Through defining irreducible loop integrals (ILI's), a set of consistency conditions for the regularized (quadratically and logarithmically) divergent ILI's are obtained to maintain the generalized Ward identities of gauge invariance in non-Abelian gauge theories. The ILI's of arbitrary loop graphs can be evaluated from the corresponding Feynman loop integrals by adopting an ultraviolet (UV) divergence preserving parameter method. Overlapping UV divergences are explicitly shown to be factorizable in the ILI's and be harmless via suitable subtractions. A new regularization and renormalization method is presented in the initial space–time dimension of the theory. The procedure respects unitarity and causality. Of interest, the method leads to an infinity free renormalization and meanwhile maintains the symmetry principles of the original theory except the intrinsic mass scale caused conformal scaling symmetry breaking and the anomaly induced symmetry breaking.
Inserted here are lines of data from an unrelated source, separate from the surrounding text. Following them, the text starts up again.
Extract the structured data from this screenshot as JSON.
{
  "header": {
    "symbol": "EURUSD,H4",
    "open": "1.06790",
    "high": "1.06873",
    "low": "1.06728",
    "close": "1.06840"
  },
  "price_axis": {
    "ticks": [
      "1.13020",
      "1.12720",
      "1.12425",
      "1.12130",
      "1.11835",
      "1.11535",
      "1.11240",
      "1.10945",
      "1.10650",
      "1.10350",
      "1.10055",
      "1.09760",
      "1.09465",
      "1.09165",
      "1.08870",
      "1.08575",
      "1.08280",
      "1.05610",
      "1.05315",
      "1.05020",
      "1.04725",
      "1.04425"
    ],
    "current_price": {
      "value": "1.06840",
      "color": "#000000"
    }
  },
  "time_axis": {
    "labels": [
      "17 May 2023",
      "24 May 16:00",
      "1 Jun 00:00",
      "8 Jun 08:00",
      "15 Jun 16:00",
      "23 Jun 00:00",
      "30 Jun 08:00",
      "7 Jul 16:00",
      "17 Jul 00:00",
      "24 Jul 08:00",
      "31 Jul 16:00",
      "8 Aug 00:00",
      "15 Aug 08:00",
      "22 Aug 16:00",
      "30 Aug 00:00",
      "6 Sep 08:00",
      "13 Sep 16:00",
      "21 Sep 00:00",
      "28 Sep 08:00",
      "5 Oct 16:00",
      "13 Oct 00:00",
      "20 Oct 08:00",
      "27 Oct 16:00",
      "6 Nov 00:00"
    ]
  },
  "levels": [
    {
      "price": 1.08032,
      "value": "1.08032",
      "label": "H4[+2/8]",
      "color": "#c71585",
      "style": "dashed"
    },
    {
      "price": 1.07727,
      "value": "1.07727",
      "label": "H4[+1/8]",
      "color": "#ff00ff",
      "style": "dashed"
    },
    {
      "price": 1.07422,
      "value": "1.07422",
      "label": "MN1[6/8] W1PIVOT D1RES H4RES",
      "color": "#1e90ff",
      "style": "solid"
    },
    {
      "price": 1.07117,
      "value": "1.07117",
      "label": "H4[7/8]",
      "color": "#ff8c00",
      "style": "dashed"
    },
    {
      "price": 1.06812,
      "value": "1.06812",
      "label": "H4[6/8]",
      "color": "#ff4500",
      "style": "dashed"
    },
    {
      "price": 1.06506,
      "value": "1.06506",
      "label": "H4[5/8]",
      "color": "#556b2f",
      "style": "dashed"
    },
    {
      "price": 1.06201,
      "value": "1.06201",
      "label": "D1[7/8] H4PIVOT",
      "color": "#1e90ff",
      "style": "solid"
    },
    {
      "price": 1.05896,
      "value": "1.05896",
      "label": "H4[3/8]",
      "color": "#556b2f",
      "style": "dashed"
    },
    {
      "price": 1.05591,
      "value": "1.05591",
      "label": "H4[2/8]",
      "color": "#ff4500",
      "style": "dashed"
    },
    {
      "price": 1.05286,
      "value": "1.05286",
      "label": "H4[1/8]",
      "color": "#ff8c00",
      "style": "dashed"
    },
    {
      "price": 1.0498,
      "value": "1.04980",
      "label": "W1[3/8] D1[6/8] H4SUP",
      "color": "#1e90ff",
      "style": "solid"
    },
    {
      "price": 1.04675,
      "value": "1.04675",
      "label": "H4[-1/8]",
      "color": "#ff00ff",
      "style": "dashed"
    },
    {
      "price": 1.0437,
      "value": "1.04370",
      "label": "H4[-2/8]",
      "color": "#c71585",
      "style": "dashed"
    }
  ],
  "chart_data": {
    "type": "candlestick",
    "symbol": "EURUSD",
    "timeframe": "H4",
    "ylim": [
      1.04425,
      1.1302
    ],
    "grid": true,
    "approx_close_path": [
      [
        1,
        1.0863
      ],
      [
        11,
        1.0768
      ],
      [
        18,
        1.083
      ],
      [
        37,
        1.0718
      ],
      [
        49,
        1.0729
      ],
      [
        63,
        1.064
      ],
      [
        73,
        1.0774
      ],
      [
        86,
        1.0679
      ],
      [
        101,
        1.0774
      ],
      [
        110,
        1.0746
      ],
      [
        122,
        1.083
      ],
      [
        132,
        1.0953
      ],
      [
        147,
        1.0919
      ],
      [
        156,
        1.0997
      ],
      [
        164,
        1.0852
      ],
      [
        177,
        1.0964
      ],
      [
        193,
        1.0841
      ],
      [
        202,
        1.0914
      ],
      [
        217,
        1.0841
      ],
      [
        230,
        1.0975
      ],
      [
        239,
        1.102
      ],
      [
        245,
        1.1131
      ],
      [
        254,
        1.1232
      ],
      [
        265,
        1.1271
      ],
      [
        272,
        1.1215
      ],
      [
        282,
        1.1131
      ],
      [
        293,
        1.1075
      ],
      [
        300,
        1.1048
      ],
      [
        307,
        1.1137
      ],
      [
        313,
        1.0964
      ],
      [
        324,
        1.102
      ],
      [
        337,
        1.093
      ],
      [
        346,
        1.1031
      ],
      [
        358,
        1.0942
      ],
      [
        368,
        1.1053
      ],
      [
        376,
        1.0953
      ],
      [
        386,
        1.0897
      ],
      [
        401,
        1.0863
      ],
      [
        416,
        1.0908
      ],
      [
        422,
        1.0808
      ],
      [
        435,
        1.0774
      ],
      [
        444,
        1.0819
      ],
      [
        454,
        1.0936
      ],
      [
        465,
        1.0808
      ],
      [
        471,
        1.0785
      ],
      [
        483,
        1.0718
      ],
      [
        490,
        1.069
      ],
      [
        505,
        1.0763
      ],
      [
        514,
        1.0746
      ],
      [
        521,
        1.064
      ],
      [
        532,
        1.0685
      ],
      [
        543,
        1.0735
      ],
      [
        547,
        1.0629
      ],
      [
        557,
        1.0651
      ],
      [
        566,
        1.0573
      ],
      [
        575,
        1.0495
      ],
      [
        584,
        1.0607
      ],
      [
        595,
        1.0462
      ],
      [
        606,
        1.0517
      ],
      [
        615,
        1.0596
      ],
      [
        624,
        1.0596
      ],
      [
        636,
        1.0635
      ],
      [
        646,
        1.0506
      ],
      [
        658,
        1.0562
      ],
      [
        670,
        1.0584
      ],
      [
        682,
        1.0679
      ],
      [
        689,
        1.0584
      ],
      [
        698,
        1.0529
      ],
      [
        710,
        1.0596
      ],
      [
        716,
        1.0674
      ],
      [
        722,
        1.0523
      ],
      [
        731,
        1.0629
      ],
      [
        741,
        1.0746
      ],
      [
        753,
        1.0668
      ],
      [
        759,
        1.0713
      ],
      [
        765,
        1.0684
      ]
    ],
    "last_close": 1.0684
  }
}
Tadpole graphs of Yang–Mills gauge fields are found to play an essential role for maintaining manifest gauge invariance via cancellations of quadratically divergent ILI's. Quantum field theories (QFT's) regularized through the new method are well defined and governed by a physically meaningful characteristic energy scale (CES) Mc and a physically interesting sliding energy scale (SES) μs which can run from μs ~ Mc to a dynamically generated mass gap μs = μc or to μs = 0 in the absence of mass gap and infrared (IR) problem. For Mc → ∞, the initial UV divergent properties of QFT's are recovered and well-defined. In fact, the CES Mc and SES at μs = μc play the role of UV and IR cutoff energy scales respectively. It is strongly indicated that the conformal scaling symmetry and its breaking mechanism play an important role for understanding the mass gap and quark confinement. The new method is developed to be applicable for both underlying renormalizable QFT's and effective QFT's. It also leads to a set of conjectures on mathematically interesting numbers and functional limits which may provide deep insights in mathematics.